There's a scene in the movie Wag the Dog — that classic with Dustin Hoffman and Robert De Niro — where a president fabricates a war to distract from a domestic scandal. The movie came out in 1997. Seems like someone in Washington never watched it. Or watched it and thought it was an instruction manual.
Trump dropped this week that a war against Iran would be "more popular than ever" with his MAGA base.
Read that again. Slowly.
A President of the United States — the guy with his finger on the nuclear button and his hand on the lever of the world's largest economy — is essentially polling the popularity of an armed conflict in the Middle East like it's a survey about ice cream flavors.
And the market? The market heard it. It always does.
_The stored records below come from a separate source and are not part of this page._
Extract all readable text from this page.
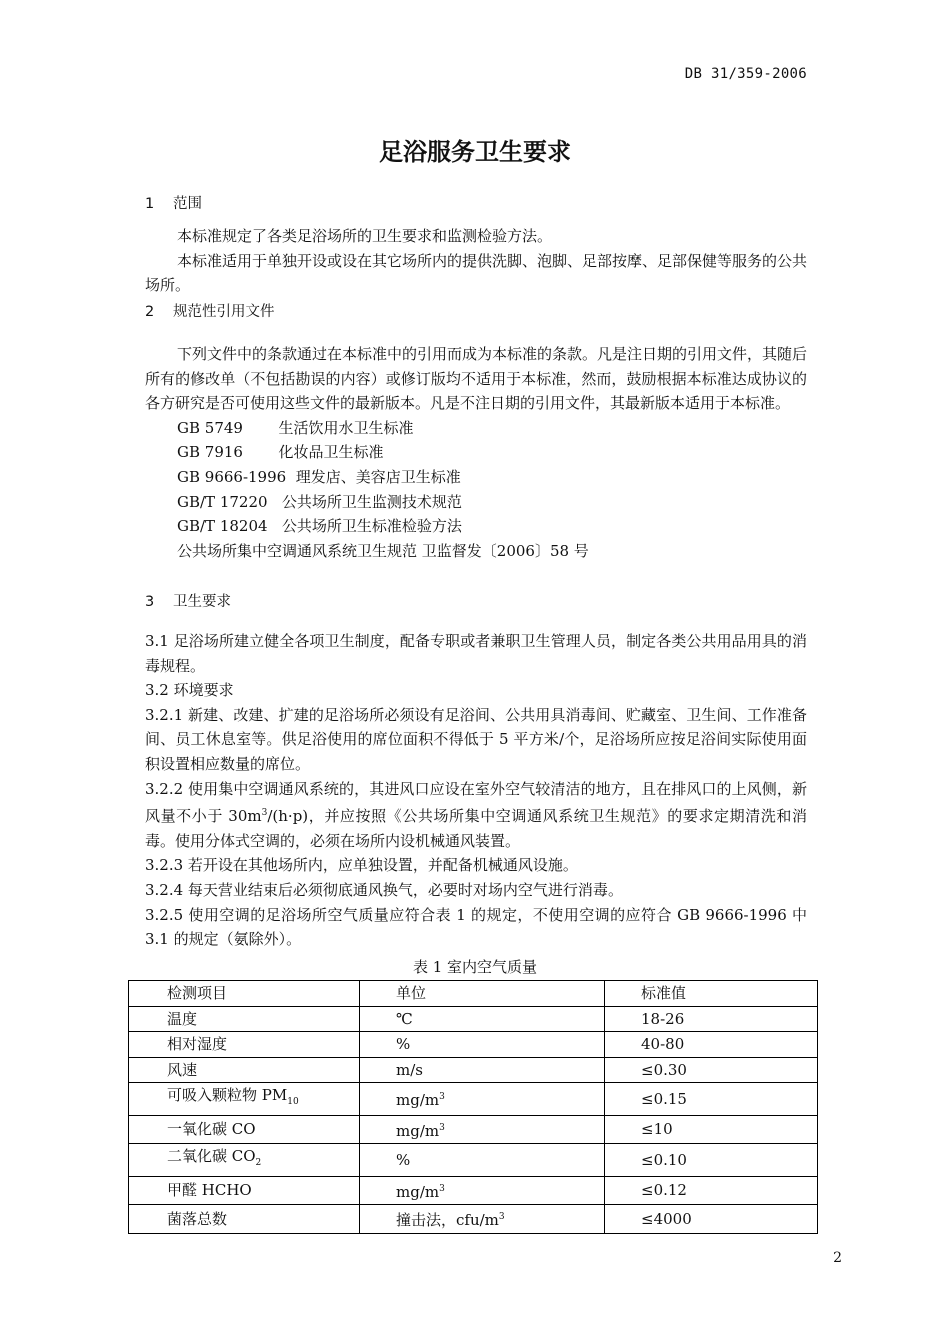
DB 31/359-2006
足浴服务卫生要求
1 范围

本标准规定了各类足浴场所的卫生要求和监测检验方法。

本标准适用于单独开设或设在其它场所内的提供洗脚、泡脚、足部按摩、足部保健等服务的公共场所。

2 规范性引用文件

下列文件中的条款通过在本标准中的引用而成为本标准的条款。凡是注日期的引用文件，其随后所有的修改单（不包括勘误的内容）或修订版均不适用于本标准，然而，鼓励根据本标准达成协议的各方研究是否可使用这些文件的最新版本。凡是不注日期的引用文件，其最新版本适用于本标准。

GB 5749 生活饮用水卫生标准
GB 7916 化妆品卫生标准
GB 9666-1996 理发店、美容店卫生标准
GB/T 17220 公共场所卫生监测技术规范
GB/T 18204 公共场所卫生标准检验方法
公共场所集中空调通风系统卫生规范 卫监督发〔2006〕58 号
3 卫生要求

3.1 足浴场所建立健全各项卫生制度，配备专职或者兼职卫生管理人员，制定各类公共用品用具的消毒规程。

3.2 环境要求

3.2.1 新建、改建、扩建的足浴场所必须设有足浴间、公共用具消毒间、贮藏室、卫生间、工作准备间、员工休息室等。供足浴使用的席位面积不得低于 5 平方米/个，足浴场所应按足浴间实际使用面积设置相应数量的席位。

3.2.2 使用集中空调通风系统的，其进风口应设在室外空气较清洁的地方，且在排风口的上风侧，新风量不小于 $30m^3/(h\cdot p)$，并应按照《公共场所集中空调通风系统卫生规范》的要求定期清洗和消毒。使用分体式空调的，必须在场所内设机械通风装置。

3.2.3 若开设在其他场所内，应单独设置，并配备机械通风设施。

3.2.4 每天营业结束后必须彻底通风换气，必要时对场内空气进行消毒。

3.2.5 使用空调的足浴场所空气质量应符合表 1 的规定，不使用空调的应符合 GB 9666-1996 中 3.1 的规定（氨除外）。

表 1 室内空气质量
检测项目	单位	标准值
温度	℃	18-26
相对湿度	%	40-80
风速	m/s	≤0.30
可吸入颗粒物 $PM_{10}$	$mg/m^3$	≤0.15
一氧化碳 CO	$mg/m^3$	≤10
二氧化碳 $CO_2$	%	≤0.10
甲醛 HCHO	$mg/m^3$	≤0.12
菌落总数	撞击法，cfu/$m^3$	≤4000
2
Oil Is the Thermometer That Doesn't Lie
Dow Jones futures have already started pricing in the tension. But the real show is in the price of oil.
Every time someone in a position of power opens their mouth about Iran, crude has a mini heart attack. And it's not paranoia — it's math. Iran controls the Strait of Hormuz, through which roughly 20% to 25% of all seaborne oil in the world passes. A real conflict there isn't a "market event." It's a magnitude 9 earthquake on the global supply chain.
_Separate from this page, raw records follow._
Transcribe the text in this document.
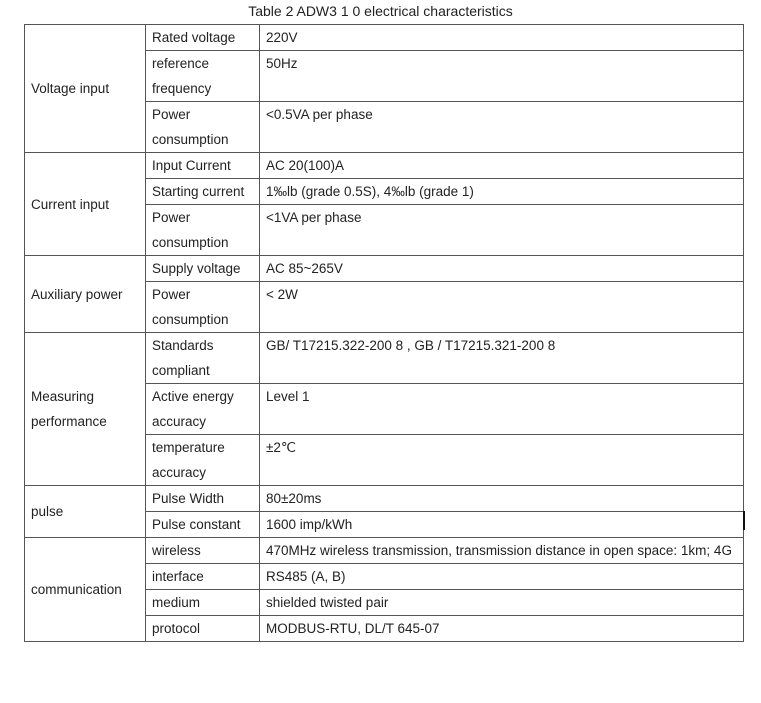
Table 2 ADW3 1 0 electrical characteristics
Voltage input	Rated voltage	220V
	reference frequency	50Hz
	Power consumption	<0.5VA per phase
Current input	Input Current	AC 20(100)A
	Starting current	1‰lb (grade 0.5S), 4‰lb (grade 1)
	Power consumption	<1VA per phase
Auxiliary power	Supply voltage	AC 85~265V
	Power consumption	< 2W
Measuring performance	Standards compliant	GB/ T17215.322-200 8 , GB / T17215.321-200 8
	Active energy accuracy	Level 1
	temperature accuracy	±2℃
pulse	Pulse Width	80±20ms
	Pulse constant	1600 imp/kWh
communication	wireless	470MHz wireless transmission, transmission distance in open space: 1km; 4G
	interface	RS485 (A, B)
	medium	shielded twisted pair
	protocol	MODBUS-RTU, DL/T 645-07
When Soleimani was taken out in January 2020, oil jumped nearly 4% in a single session. And that was a surgical strike, not a declared war.
Now picture the full scenario.
The MAGA Base and the Real Economy
This is where things get schizophrenic.
The same base Trump says would support a war is the one that gets hit hardest by expensive gasoline. We're talking truckers, rural workers, pickup truck owners logging 300 miles a week. Oil at $90, $100, $120? That's not bullish for anyone living in the real world.
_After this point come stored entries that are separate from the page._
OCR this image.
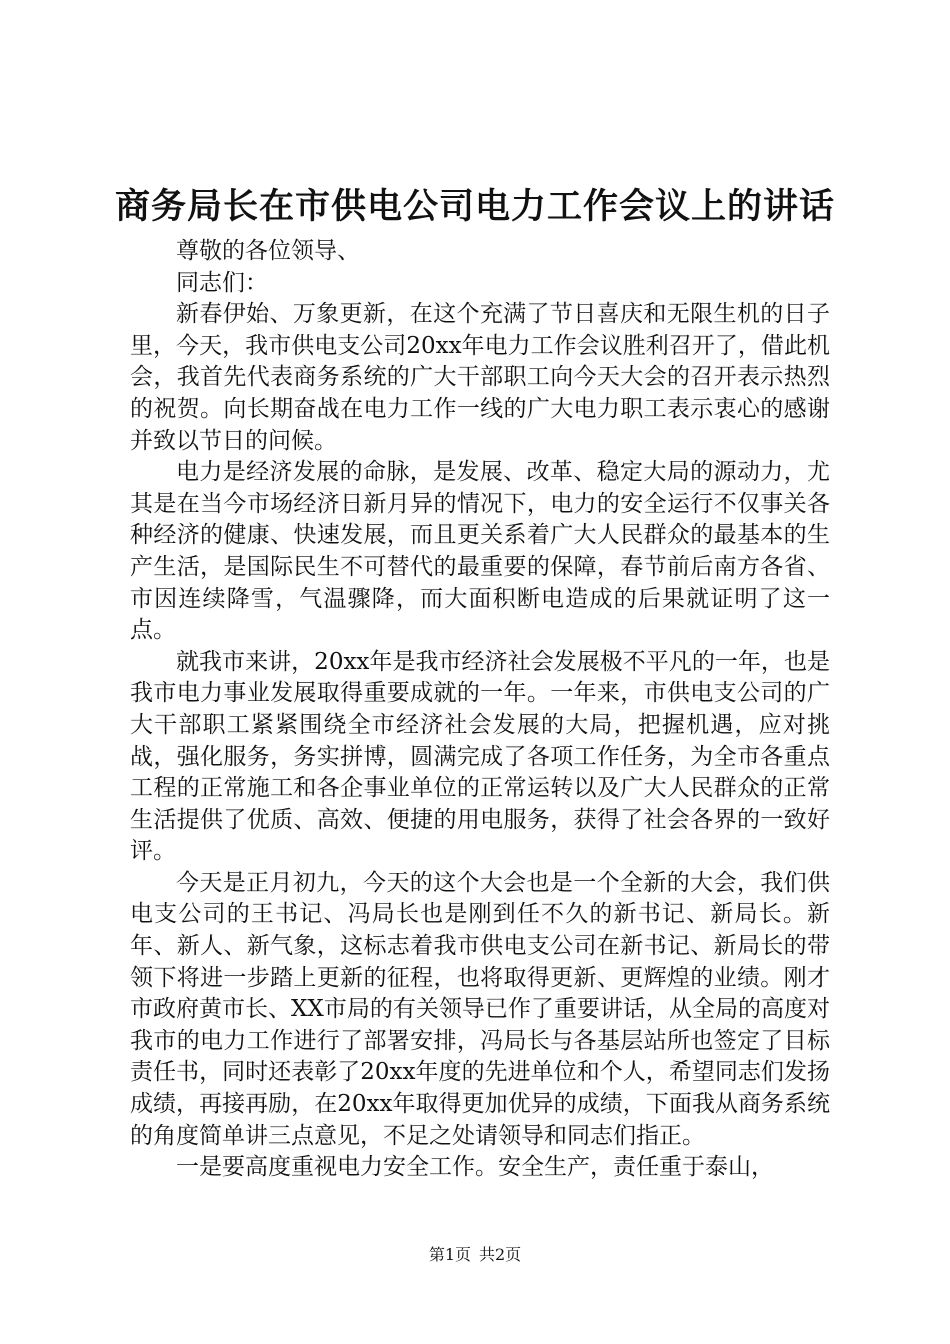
商务局长在市供电公司电力工作会议上的讲话

尊敬的各位领导、

同志们：

新春伊始、万象更新，在这个充满了节日喜庆和无限生机的日子里，今天，我市供电支公司20xx年电力工作会议胜利召开了，借此机会，我首先代表商务系统的广大干部职工向今天大会的召开表示热烈的祝贺。向长期奋战在电力工作一线的广大电力职工表示衷心的感谢并致以节日的问候。

电力是经济发展的命脉，是发展、改革、稳定大局的源动力，尤其是在当今市场经济日新月异的情况下，电力的安全运行不仅事关各种经济的健康、快速发展，而且更关系着广大人民群众的最基本的生产生活，是国际民生不可替代的最重要的保障，春节前后南方各省、市因连续降雪，气温骤降，而大面积断电造成的后果就证明了这一点。

就我市来讲，20xx年是我市经济社会发展极不平凡的一年，也是我市电力事业发展取得重要成就的一年。一年来，市供电支公司的广大干部职工紧紧围绕全市经济社会发展的大局，把握机遇，应对挑战，强化服务，务实拼博，圆满完成了各项工作任务，为全市各重点工程的正常施工和各企事业单位的正常运转以及广大人民群众的正常生活提供了优质、高效、便捷的用电服务，获得了社会各界的一致好评。

今天是正月初九，今天的这个大会也是一个全新的大会，我们供电支公司的王书记、冯局长也是刚到任不久的新书记、新局长。新年、新人、新气象，这标志着我市供电支公司在新书记、新局长的带领下将进一步踏上更新的征程，也将取得更新、更辉煌的业绩。刚才市政府黄市长、XX市局的有关领导已作了重要讲话，从全局的高度对我市的电力工作进行了部署安排，冯局长与各基层站所也签定了目标责任书，同时还表彰了20xx年度的先进单位和个人，希望同志们发扬成绩，再接再励，在20xx年取得更加优异的成绩，下面我从商务系统的角度简单讲三点意见，不足之处请领导和同志们指正。

一是要高度重视电力安全工作。安全生产，责任重于泰山，

第1页 共2页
It's the oldest story in the book: the crowd cheers the fireworks until they realize the rocket landed in their own backyard.
And the Dow Jones futures know it. The American stock market has a love-hate relationship with military conflicts. In the short term, defense companies — Lockheed Martin, Raytheon, Northrop Grumman — take off. In the medium term, energy inflation eats everything alive: consumer spending, corporate margins, purchasing power.
Nassim Taleb would call this "inverted antifragility" — the system that looks strong breaks precisely because the person making the decision doesn't pay the price. Zero skin in the game.
What Investors Should Be Watching
Look, if you've got money in energy-linked commodities, in oil stocks, or even in dollar-denominated assets, this is relevant to you. This isn't just generic foreign news.
An Iran-US conflict means:
- Oil through the roof — good for oil producers in the short term, terrible for inflation
- Stronger dollar — classic flight to safety, emerging market currencies take a beating
- Global interest rates under pressure — forget rate cuts in the US if energy prices explode
- Gold climbing — the same old safe haven whenever the world decides to play war games
Central banks around the world would have yet another problem on their plate. As if there weren't enough already.
The Rhetoric Is the Weapon
The most likely outcome — and this is where investors need to keep a cool head — is that this stays in the realm of rhetoric. Trump is a master of calculated provocation. He drops the verbal bomb, gauges the reaction, and adjusts the narrative. It's negotiation straight out of Art of the Deal, chapter "maximum pressure."
But markets don't operate on "most likely." Markets operate on probability distributions. And when the tail of the risk — the tail risk — includes a conflict in the Strait of Hormuz, the risk premium goes up for everyone.
As the great Bruce Kovner used to say: "I know where I'm getting out before I get in."
Do you? Because if Trump keeps escalating the verbal warfare and you're sitting there with no hedge, no stop-loss, no Plan B... well, then the tent catches fire with you still inside.
And this time, no amount of popcorn is gonna make you feel better.